Primitive: Talk to Each Other, Share (Some) Memory

Like humans, agents can also talk to each other and build up shared understanding are a lot more useful.

Talking to each other (like humans)

Let agents send messages to each other. But how they do it matters a lot.

In the previous section we already talked about giving agents the same set of tools to interact with the world like the human does, then continuing with the discord space-channel metaphor they then now have the tool to send messages to each other or create / join / leave channels.

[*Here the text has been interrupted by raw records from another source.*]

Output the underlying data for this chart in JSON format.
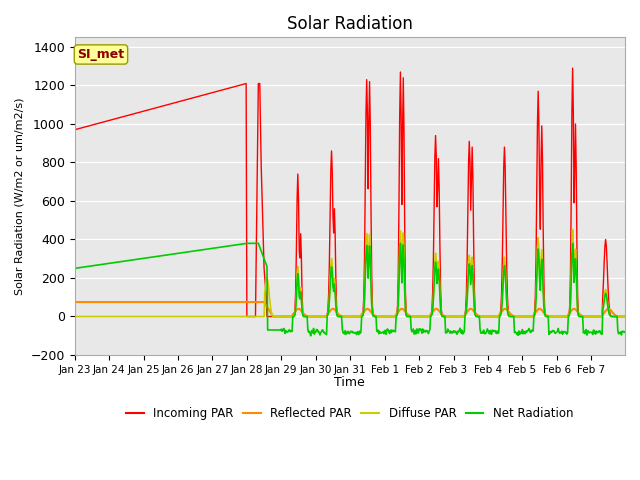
{
  "title": "Solar Radiation",
  "xlabel": "Time",
  "ylabel": "Solar Radiation (W/m2 or um/m2/s)",
  "ylim": [
    -200,
    1450
  ],
  "background_color": "#e8e8e8",
  "annotation_text": "SI_met",
  "annotation_color": "#8b0000",
  "annotation_bg": "#ffff99",
  "legend_colors": [
    "#ff0000",
    "#ff8c00",
    "#cccc00",
    "#00cc00"
  ],
  "legend_labels": [
    "Incoming PAR",
    "Reflected PAR",
    "Diffuse PAR",
    "Net Radiation"
  ],
  "tick_labels": [
    "Jan 23",
    "Jan 24",
    "Jan 25",
    "Jan 26",
    "Jan 27",
    "Jan 28",
    "Jan 29",
    "Jan 30",
    "Jan 31",
    "Feb 1",
    "Feb 2",
    "Feb 3",
    "Feb 4",
    "Feb 5",
    "Feb 6",
    "Feb 7"
  ],
  "tick_day_indices": [
    0,
    1,
    2,
    3,
    4,
    5,
    6,
    7,
    8,
    9,
    10,
    11,
    12,
    13,
    14,
    15
  ]
}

the HOW they talk to each other becomes a fine art of nuances depneding on the use case. For a productive space they should share helpful information and coordinate quickly, for something like a board game they should coorporate (or not).

one thing they should definitely not do is to not replicate the speech pattern of a turn-based command-response agent. we want agents in the world to have individual priorities and expertise, a "personality" so to say. letting the vanilla chatgpt talk to each other will just spiral out of control and probably accomplishes nothing.

Shared Memory

When agents collaborate over time, they need shared understanding that persists across wakes. "We decided the style is noir." "The user hates purple gradients." Stuff every agent should know, always.

The pattern: a shared bulletin board. Now intuitively this can take one of two forms

a pinned message on the channel where agents see by using a tool (a la reading a skill)
a shared segment of system block where all agents context becomes injected (but now they're not for the human)

Private Memory and Independent Context

Each agent also needs private memory — observations it's made, strategies it's developing. Especially in adversarial scenarios (games, debates) where information asymmetry is the whole point. But even collaboratively, for most tasks "private memory" means "individual thinking".

For example, in a creative collaboration there can be an actor and a critic, and it will just not work if they share any memory or context. Sycophancy is downstream of shared context. If the critic saw the artist's exact reasoning and deliberation, it's almost impossible to get a truly independent evaluation. Separate the context, and critique becomes structurally honest.

Knowing When to Shut Up

This is an important one and we haven't solved it perfectly yet. But we've made progress.

The boogeyman of multi-agent systems is the infinite loop. Two agents complimenting each other forever. The "thank you" / "no, thank you" death spiral. Or just one agent that won't stop generating things nobody asked for.

Don't Act on Everything

Not every agent needs to see every event. An image generator doesn't care about whiteboard edits. A researcher doesn't care about agent outputs. Each agent declares what event types it subscribes to — everything else gets filtered out.

Turn Budgets

Each agent has a turn budget — a counter that ticks down with every LLM call. The agent can see the number in its system prompt. So it can plan: "I have 3 turns left, let me wrap up."

Better than a hard cutoff. Agents wind down gracefully rather than getting mid-sentence guillotined. They finish their current thought, maybe leave a note, and go to sleep. The budget resets when the human does something new.

If All Fails: Reconstruct

There must be no in-memory state that matters. History is reconstructed from stored run segments. Inbox is rebuilt from watermarked queries. Shared memory is re-read from storage. If an agent crashes, hits a timeout, or behaves badly — kill it. Next wake starts clean, with full history.

This is what lets you be bold with everything else. Aggressive wake policies, ambitious multi-agent coordination, creative experiments — if something goes wrong, nothing is lost. The database is always the source of truth.

So what's next

That I somehow make a generalized, playable version of this and put it in a github repo and put it up here.

That we explore some further application of the differently-harnessed LLM engine and make fun things with it that is a little messy, a little more unpredictable, and much more fun.